Object Lesson: Photographs by Jacob August Riis

Jacob August Riis, (American, born Denmark, 1849–1914), Untitled, c. 1898, print 1941, Gelatin silver print, Gift of Milton Esterow, 99.362

When the reporter and newspaper editor Jacob Riis purchased a camera in 1888, his chief concern was to obtain pictures that would reveal a world that much of New York City tried hard to ignore: the tenement houses, streets, and back alleys that were populated by the poor and largely immigrant communities flocking to the city. Riis knew that such a revelation could only be fully achieved through the synthesis of word and image, which makes the analysis of a picture like this one—which was not published in his How the Other Half Lives (1890)—an incomplete exercise. Nevertheless, Riis’s careful choice of subject and camera placement as well as his ability to connect directly with the people he photographed often resulted, as it does here, in an image that is richly suggestive, if not precisely narrative. The two young boys occupy the back of a cart that seems to have been recently relieved of its contents, perhaps hay or feed for workhorses in the city. Maybe the cart is their charge, and they were responsible for emptying it, or perhaps they climbed into the cart to momentarily escape the cold and wind. Dirt on their cheeks, boot soles worn down to the nails, and bundled in worker’s coats and caps, they appear aged well beyond their years—men in boys’ bodies. The broken plank in the cart bed reveals the cobblestone street below. The street and the children’s faces are equidistant from the camera lens and are equally defined in the photograph, creating a visual relationship between the street and those exhausted from living on it.

Jacob August Riis (American, born Denmark, 1849–1914), Bunks in a Seven-Cent Lodging House, Pell Street, c. 1888, Gelatin silver print, printed 1941, Image: 9 11/16 x 7 13/16 in. (24.6 x 19.8 cm); sheet: 9 7/8 x 8 1/16 in. (25.1 x 20.5 cm), Gift of Milton Esterow, 99.377

A photograph may say much about its subject but little about the labor required to create that final image. For Jacob Riis, the labor was intense—and sometimes even perilous. In the service of bringing visible, public form to the conditions of the poor, Riis sought out the most meager accommodations in dangerous neighborhoods and recorded them in harsh, contrasting light with early magnesium flashes. The technology for flash photography was then so crude that photographers occasionally scorched their hands or set their subjects on fire. Even if these problems were successfully avoided, the vast amounts of smoke produced by the pistol-fired magnesium cartridge often forced the photographer out of any enclosed area or, at the very least, obscured the subject so much that making a second negative was impossible. As a result, many of Riis’s existing prints, such as this one, are made from the sole surviving negatives made in each location.   

This picture was reproduced as a line drawing in Riis’s How the Other Half Lives (1890).

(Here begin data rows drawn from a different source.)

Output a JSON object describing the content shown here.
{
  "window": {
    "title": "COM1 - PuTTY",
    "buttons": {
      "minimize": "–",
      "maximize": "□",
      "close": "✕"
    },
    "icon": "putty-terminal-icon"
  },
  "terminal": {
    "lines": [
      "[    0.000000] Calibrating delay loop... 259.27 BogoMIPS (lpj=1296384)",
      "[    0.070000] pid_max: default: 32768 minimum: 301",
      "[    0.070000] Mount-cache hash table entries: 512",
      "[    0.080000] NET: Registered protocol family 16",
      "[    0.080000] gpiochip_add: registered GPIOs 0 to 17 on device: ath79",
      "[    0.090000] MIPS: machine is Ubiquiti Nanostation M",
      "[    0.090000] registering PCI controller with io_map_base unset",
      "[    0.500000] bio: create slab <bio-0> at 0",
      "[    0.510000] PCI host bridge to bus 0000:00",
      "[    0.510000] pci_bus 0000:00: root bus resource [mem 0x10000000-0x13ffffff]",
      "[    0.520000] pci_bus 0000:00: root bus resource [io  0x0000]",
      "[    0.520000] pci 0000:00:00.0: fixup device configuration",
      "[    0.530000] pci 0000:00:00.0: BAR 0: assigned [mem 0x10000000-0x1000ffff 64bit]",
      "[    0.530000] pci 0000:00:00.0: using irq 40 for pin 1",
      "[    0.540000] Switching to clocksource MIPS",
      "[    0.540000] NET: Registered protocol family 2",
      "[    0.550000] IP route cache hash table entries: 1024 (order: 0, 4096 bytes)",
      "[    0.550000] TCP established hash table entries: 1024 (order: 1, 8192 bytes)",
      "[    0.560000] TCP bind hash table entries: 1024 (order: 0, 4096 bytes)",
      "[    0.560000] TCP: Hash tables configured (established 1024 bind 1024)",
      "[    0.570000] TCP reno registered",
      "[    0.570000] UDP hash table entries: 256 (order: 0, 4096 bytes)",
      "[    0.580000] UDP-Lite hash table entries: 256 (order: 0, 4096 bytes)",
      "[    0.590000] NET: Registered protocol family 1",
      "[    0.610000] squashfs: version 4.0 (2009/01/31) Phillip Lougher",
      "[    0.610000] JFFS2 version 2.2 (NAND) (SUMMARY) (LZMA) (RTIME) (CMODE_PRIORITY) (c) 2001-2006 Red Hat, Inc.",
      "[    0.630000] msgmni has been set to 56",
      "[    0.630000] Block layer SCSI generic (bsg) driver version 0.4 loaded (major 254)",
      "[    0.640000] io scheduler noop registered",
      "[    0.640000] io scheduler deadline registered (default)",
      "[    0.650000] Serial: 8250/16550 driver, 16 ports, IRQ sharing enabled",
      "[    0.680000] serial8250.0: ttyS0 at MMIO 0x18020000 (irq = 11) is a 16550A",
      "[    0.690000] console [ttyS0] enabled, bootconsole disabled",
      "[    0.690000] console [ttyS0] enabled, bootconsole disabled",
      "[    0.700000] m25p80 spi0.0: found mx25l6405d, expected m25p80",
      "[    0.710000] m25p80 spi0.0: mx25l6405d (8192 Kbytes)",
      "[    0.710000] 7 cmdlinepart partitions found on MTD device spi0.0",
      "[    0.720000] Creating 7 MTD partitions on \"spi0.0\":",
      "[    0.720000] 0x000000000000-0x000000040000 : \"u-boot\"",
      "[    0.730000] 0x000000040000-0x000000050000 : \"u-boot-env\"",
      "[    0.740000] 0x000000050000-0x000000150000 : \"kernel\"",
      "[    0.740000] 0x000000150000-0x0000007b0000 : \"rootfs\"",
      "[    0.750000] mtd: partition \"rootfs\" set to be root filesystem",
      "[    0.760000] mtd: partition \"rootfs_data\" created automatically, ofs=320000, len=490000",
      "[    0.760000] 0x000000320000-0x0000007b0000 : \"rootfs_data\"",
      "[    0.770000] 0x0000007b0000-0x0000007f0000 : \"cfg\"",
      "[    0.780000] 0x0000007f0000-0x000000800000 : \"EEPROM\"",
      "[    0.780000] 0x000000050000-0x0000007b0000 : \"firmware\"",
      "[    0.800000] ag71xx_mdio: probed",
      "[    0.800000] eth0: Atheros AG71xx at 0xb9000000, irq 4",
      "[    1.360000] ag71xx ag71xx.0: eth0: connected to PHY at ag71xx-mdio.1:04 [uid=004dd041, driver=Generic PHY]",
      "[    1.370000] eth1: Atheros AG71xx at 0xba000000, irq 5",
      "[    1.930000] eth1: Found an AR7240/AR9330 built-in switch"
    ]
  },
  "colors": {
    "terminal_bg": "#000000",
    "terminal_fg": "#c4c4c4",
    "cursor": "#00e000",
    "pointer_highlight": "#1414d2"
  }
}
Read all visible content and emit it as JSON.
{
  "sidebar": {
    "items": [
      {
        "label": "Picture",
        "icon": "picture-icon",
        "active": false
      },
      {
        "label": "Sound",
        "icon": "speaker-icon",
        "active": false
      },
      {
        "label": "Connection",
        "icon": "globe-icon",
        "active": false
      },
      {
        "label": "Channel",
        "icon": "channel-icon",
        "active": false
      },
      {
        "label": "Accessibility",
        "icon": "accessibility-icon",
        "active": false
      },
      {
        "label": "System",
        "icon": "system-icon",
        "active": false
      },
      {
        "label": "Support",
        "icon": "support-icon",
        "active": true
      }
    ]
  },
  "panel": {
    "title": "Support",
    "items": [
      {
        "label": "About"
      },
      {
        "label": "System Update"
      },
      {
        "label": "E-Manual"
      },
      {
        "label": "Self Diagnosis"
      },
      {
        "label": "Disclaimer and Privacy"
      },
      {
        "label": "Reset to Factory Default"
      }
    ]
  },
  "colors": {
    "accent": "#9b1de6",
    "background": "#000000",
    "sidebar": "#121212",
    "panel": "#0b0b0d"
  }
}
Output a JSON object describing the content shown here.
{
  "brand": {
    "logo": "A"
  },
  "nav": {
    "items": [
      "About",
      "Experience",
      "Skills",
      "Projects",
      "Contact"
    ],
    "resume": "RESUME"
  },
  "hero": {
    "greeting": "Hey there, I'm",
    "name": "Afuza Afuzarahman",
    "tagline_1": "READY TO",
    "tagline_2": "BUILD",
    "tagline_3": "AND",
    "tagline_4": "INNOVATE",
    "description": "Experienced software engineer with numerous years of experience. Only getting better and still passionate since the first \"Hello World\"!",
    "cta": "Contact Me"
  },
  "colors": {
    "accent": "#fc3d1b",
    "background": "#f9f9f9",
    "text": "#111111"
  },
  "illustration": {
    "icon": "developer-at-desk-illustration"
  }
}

The accompanying text describes the differences between the prices of various lodging house accommodations. The seven-cent bunk was the least expensive licensed sleeping arrangement, although Riis cites unlicensed spaces that were even cheaper (three cents to squat in a hallway, for example). The canvas bunks pictured here were installed in a Pell Street lodging house known as Happy Jack’s Canvas Palace. Without any figure to indicate the scale of these bunks, only the width of the floorboards provides a key to the length of the cloth strips that were suspended from wooden frames that bow even without anyone to support. By focusing solely on the bunks and excluding the opposite wall, Riis depicts this claustrophobic chamber as an almost exitless space. Only the faint trace of light at the very back of the room offers any promise of something beyond the bleak present.